The theories surrounding equal temperament began to be put in wider practice, as it enabled a wider range of chromatic possibilities in hard-to-tune keyboard instruments. Although J.S. Bach did not use equal temperament, changes in the temperaments from the then-common meantone system to various temperaments that made modulation between all keys musically acceptable made possible his Well-Tempered Clavier.
Baroque instruments included some instruments from the earlier periods (e.g., the hurdy-gurdy and recorder) and a number of new instruments (e.g., the oboe, bassoon, cello, contrabass and fortepiano). Some instruments from previous eras fell into disuse, such as the shawm, cittern, rackett, and the wooden cornet. The key Baroque instruments for strings included the violin, viol, viola, viola d’amore, cello, contrabass, lute, theorbo (which often played the basso continuo parts), mandolin, Baroque guitar, harp and hurdy-gurdy.
Woodwinds included the Baroque flute, Baroque oboe, recorder and the bassoon. Brass instruments included the cornett, natural horn, natural trumpet, serpent and the trombone. Keyboard instruments included the clavichord, the tangent piano, the harpsichord, the pipe organ, and, later in the period, the fortepiano (an early version of the piano). Percussion instruments included the timpani, snare drum, tambourine and the castanets.

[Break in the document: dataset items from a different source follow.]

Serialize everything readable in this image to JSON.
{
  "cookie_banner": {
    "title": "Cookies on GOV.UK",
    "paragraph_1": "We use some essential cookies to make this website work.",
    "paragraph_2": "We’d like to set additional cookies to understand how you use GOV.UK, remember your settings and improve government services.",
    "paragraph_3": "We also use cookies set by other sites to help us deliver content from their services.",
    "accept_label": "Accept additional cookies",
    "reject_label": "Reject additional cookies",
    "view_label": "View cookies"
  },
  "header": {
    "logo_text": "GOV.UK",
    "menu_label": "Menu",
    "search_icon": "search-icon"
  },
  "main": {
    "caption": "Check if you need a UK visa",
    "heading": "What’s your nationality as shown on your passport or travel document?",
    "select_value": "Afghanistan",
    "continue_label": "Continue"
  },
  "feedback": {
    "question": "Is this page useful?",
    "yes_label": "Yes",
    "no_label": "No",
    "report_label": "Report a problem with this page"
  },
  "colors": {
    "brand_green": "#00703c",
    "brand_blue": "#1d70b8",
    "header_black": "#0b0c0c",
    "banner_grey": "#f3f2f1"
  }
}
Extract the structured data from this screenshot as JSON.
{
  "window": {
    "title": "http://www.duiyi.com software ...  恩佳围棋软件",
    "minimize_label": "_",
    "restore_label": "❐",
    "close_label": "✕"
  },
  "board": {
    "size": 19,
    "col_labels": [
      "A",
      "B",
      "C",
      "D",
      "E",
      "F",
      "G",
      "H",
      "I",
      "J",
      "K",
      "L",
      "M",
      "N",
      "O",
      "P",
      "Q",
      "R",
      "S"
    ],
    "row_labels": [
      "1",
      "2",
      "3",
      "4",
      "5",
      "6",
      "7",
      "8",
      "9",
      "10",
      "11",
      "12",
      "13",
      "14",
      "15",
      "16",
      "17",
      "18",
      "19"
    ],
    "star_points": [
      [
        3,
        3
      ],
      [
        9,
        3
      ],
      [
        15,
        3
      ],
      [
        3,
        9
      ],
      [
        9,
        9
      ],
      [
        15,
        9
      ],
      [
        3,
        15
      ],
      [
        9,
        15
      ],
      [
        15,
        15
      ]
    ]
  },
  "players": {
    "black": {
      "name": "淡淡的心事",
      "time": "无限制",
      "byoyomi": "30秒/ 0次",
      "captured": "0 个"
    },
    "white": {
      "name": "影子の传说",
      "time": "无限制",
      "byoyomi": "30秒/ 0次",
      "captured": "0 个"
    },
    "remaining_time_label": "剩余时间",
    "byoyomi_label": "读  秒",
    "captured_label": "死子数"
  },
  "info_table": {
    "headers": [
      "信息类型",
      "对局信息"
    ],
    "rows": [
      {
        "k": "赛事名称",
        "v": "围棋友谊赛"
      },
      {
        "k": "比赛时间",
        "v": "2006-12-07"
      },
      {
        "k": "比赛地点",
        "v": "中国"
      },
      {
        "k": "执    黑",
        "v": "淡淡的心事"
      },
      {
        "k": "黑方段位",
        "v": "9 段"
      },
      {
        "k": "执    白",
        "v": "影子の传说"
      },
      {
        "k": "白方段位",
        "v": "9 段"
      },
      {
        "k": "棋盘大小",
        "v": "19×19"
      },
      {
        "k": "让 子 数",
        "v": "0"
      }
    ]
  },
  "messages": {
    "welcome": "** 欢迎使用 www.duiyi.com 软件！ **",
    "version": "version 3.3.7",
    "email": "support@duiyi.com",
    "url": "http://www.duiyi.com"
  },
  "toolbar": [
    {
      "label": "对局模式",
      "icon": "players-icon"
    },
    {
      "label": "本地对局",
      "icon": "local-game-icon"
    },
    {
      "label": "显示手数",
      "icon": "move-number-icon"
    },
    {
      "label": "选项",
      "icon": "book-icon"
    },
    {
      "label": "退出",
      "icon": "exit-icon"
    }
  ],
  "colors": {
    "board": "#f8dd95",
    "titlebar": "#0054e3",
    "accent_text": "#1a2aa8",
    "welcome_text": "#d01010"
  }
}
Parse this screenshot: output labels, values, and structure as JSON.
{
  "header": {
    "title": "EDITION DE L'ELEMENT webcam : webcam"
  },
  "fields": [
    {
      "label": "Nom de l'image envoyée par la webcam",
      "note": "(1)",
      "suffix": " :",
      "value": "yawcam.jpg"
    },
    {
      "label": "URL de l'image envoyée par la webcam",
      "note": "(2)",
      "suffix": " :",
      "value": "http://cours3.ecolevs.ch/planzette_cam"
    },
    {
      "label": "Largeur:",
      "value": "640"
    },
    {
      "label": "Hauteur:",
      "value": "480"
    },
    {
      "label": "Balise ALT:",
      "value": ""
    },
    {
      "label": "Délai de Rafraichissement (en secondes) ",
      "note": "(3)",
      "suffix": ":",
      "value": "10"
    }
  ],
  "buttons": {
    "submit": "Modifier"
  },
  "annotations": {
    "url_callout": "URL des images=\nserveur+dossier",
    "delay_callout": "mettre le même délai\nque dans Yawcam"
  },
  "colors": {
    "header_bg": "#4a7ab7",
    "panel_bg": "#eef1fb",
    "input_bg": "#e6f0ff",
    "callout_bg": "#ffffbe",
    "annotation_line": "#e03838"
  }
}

One major difference between Baroque music and the classical era that followed it is that the types of instruments used in Baroque ensembles were much less standardized. A Baroque ensemble could include one of several different types of keyboard instruments (e.g., pipe organ or harpsichord), additional stringed chordal instruments (e.g., a lute), bowed strings, woodwinds, and brass instruments, and an unspecified number of bass instruments performing the basso continuo,(e.g., a cello, contrabass, viola, bassoon, serpent, etc.).
Vocal oeuvres of the Baroque era included suites such as oratorios and cantatas. Secular music was less common, and was typically characterized only by instrumental music. Like Baroque art, themes were generally sacred and for the purpose of a catholic setting.
Important composers of this era include Johann Sebastian Bach, Antonio Vivaldi, George Frideric Handel, Johann Pachelbel, Henry Purcell, Claudio Monteverdi, Barbara Strozzi, Domenico Scarlatti, Georg Philipp Telemann, Arcangelo Corelli, Alessandro Scarlatti, Jean-Philippe Rameau, Jean-Baptiste Lully, and Heinrich Schütz.